NON E' il caso di questo tizio, che invece TEME. Perché ha da temere, io la leggo così.

"Piazza San Giovanni non è una sfida", racconta Gianfranco Mascia, tra i promotori. "La manifestazione sarà una festa di famiglie, giovani, musica".

Una festa che si concluderà col concerto di Roberto Vecchioni e Dj Ax, dopo che sul palco si saranno alternati Dario Fo e Franca Rame, Ascanio Celestini e Moni Ovadia, Andrea Rivera e il costituzionalista Domenico Gallo, Salvatore Borsellino, i ragazzi di Corleone e quelli del "No Ponte", i lavoratori dell'Eutelia e gli studenti.


Bene, benissimo!

Scandaloso è che RaiTre negli la diretta.
Segnale evidente che la Rai è in mano ai Berluscones. Non è di tutti, è solo dell'élite che occupa ReteQuattro e che rincoglionisce il popolo.
Ormai lo sappiamo.
Vespa, Fede, Masi, Minzolini... Assomigliano a Slurp per le loro lingue.
Ma sono molto meno simpatici.

A Romeggio! A Peroma! A Reggio Eroma! A Peggio Romilia! A Perilia Romeggioma! A Romeggeggioperlia Raperoma!

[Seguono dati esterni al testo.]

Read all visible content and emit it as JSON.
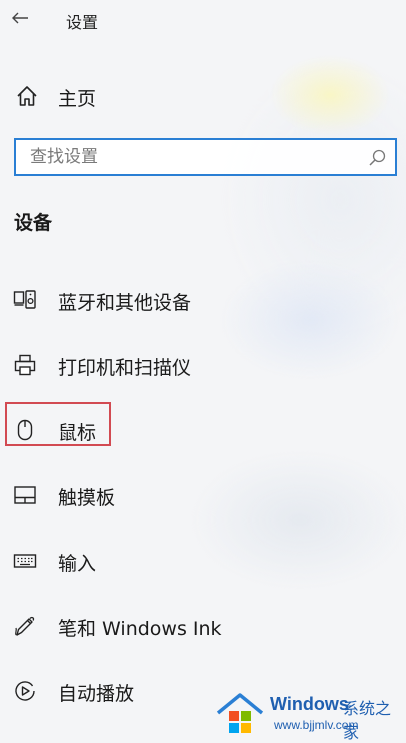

Si sente che sono indeciso?

Caro Luca,
Tantissime grazie per gli auguri da parte di mia figlia Serena.
Anch'io , come te, mi compravo da solo i miei fumetti da ragazzo e li compro
ancora oggi; per le mie figlie non compro fumetti specifici (tranne le Witch che
prima leggeva Serena e ora legge l'altra mia figlia, Rossella), ma leggono spesso quelli
che compro per me, soprattutto quelli umoristici come i fumetti Disney, Rat-man, Cattivik, Il Giornalino (Pinky, Ippo-it,ecc.).